Very Deep VAE (VDVAE) Architecture
U-Net and VAE architectures are like peanut butter and jelly, you just want to smash them together and see what happens. And the paper 'Very Deep VAEs Generalize Autoregressive Models and Can Outperform them on Images' by Rewon Child does just that. You can find it here.
As you can see from the block diagram above, we have the classic U-Net with the horizontal skip connections mashed into a VAE encoder-decoder structure.
Average pooling and nearest neighbor up-sampling for the pool and unpool layers. So immediately you could restructure that part to do better (since the whole point is image synthesis). Put on your thinking caps.
GELU non-linearity threw me for a minute (instead of ReLu). You can read about it here. A transformer thing apparently.
They claim that N-Layer VAEs are universal approximators of N-Dimensional Latent Densities. So the scale space prior imposed by the depth on the computation is why?
You can check out the PyTorch implementation here.
1: Cool architecture.
2: I don't know about their initial claim that generative models are going to be a boon to increased robustness in generative learning by providing artificial training data. In some sense, you aren't bringing any new information into the system, which is what real world data does. And data augmentation is like munging that data to build priors associated with munge-demunge into the system. What do generative models bring into the system when you are talking about training?

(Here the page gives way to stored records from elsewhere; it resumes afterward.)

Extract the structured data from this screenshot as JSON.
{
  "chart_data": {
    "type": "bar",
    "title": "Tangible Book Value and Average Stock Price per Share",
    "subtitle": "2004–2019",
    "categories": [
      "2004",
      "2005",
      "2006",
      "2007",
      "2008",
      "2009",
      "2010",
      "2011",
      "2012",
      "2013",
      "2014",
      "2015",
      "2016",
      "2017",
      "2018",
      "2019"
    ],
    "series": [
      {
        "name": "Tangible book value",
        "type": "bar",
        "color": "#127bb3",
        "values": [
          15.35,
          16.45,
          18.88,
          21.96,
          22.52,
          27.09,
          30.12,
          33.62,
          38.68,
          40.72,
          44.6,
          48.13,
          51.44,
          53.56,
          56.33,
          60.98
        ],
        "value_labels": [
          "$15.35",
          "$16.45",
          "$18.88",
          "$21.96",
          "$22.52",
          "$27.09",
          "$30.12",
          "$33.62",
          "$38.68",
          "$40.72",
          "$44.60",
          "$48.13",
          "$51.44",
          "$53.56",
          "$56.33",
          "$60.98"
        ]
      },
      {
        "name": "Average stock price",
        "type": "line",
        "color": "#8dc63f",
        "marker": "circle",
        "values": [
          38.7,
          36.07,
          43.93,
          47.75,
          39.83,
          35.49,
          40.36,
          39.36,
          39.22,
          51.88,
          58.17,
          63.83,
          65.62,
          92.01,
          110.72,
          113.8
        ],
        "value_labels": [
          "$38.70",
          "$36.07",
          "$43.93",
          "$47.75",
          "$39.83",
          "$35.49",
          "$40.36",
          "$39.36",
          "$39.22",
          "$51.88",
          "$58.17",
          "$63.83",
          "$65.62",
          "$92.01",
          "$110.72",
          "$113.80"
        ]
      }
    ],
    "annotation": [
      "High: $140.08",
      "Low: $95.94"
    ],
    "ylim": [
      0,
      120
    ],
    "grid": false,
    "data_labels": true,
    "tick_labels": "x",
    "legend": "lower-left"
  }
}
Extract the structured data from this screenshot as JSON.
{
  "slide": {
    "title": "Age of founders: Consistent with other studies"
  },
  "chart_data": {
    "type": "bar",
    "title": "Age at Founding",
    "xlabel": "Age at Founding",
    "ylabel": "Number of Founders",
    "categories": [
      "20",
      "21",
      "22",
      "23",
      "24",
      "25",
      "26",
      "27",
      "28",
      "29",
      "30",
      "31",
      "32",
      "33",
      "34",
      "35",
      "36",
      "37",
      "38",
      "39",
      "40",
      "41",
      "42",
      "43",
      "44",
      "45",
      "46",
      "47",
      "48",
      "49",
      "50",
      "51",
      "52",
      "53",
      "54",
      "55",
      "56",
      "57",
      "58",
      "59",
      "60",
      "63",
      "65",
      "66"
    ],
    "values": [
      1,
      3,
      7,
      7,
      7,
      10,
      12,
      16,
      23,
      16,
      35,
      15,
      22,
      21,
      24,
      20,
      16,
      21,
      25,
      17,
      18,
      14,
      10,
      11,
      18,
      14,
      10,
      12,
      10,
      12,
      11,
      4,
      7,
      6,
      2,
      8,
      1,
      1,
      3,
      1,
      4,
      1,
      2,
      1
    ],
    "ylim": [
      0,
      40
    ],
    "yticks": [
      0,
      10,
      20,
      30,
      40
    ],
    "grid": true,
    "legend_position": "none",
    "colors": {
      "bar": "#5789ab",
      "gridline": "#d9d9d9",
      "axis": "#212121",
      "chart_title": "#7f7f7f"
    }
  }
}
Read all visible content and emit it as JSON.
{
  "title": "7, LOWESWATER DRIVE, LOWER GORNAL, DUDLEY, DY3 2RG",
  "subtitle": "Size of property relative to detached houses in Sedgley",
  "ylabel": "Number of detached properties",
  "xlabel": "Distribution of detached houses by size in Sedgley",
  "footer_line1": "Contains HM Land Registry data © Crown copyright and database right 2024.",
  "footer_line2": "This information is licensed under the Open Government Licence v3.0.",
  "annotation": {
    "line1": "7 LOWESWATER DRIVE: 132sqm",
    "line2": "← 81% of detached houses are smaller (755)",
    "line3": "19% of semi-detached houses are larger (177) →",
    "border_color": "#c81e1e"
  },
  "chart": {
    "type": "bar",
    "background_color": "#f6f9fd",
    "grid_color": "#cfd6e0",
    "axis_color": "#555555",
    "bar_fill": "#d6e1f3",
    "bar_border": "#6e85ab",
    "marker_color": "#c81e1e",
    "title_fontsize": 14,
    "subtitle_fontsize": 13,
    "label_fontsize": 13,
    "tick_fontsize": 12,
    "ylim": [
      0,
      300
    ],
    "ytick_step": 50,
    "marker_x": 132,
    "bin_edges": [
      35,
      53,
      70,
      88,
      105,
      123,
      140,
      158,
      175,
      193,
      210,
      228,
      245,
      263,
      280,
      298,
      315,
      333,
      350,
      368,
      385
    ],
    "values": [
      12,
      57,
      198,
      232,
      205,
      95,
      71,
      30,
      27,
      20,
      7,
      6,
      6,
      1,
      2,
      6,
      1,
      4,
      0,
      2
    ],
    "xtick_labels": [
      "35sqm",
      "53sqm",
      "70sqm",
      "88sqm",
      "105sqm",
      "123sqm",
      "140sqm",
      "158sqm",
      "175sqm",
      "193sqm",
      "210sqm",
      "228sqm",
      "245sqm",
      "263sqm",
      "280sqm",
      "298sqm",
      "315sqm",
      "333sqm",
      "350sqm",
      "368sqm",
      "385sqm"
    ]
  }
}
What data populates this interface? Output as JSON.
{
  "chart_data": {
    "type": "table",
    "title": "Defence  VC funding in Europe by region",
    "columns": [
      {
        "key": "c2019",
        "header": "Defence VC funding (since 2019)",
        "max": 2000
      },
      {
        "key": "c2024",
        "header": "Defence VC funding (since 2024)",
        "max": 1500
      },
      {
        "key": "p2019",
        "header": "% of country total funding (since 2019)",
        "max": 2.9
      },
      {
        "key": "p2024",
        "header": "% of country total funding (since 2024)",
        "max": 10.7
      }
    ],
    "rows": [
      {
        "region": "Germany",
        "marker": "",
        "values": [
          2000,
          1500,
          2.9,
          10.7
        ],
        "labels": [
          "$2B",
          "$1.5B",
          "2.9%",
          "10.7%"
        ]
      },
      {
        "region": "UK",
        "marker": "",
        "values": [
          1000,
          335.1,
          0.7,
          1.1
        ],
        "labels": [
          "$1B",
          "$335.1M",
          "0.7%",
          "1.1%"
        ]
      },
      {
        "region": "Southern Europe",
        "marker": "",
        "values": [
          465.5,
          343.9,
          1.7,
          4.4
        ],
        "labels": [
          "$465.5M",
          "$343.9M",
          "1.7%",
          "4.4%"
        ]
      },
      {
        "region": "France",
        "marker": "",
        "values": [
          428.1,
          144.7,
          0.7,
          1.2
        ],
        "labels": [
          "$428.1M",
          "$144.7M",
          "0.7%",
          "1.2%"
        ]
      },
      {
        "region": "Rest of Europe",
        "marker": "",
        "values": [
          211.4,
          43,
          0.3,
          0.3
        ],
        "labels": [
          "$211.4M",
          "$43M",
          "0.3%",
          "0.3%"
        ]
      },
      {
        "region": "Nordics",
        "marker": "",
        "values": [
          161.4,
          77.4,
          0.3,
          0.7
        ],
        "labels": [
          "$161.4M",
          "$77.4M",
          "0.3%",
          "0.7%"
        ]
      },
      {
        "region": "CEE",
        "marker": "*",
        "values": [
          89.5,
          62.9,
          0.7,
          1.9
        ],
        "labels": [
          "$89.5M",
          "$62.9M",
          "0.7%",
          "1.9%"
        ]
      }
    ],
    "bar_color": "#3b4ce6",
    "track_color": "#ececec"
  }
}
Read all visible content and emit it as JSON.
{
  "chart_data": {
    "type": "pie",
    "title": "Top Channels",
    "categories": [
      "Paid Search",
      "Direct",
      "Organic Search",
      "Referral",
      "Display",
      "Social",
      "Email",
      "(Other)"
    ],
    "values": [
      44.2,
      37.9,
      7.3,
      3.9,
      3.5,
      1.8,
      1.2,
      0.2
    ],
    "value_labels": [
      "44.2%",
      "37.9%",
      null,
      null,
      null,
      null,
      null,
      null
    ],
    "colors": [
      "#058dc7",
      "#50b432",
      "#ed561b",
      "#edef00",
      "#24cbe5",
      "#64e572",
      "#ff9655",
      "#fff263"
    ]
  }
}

I guess you can generate artificial data to use to train the other system, but why not just take your generative model and apply it's architecture / feature space representation to the target new system?
3: They make a point that VAEs are distinguished by their usage of latent variables. Are they saying because it's built into the model, as opposed to being strapped on later? StyleGAN has latent variables in the architecture?
Maybe the key to understanding what they are talking about is in this diagram from the paper.
4: Ok, this is perhaps the most fascinating result (and associated screen grab) from the paper. Check it out. Really take a close look at it.
Now this should be telling us something very important about what is going on in the system, what it is modeling, and how we could take advantage of that. Because it is a very different kind of scale space representation than more conventional approaches.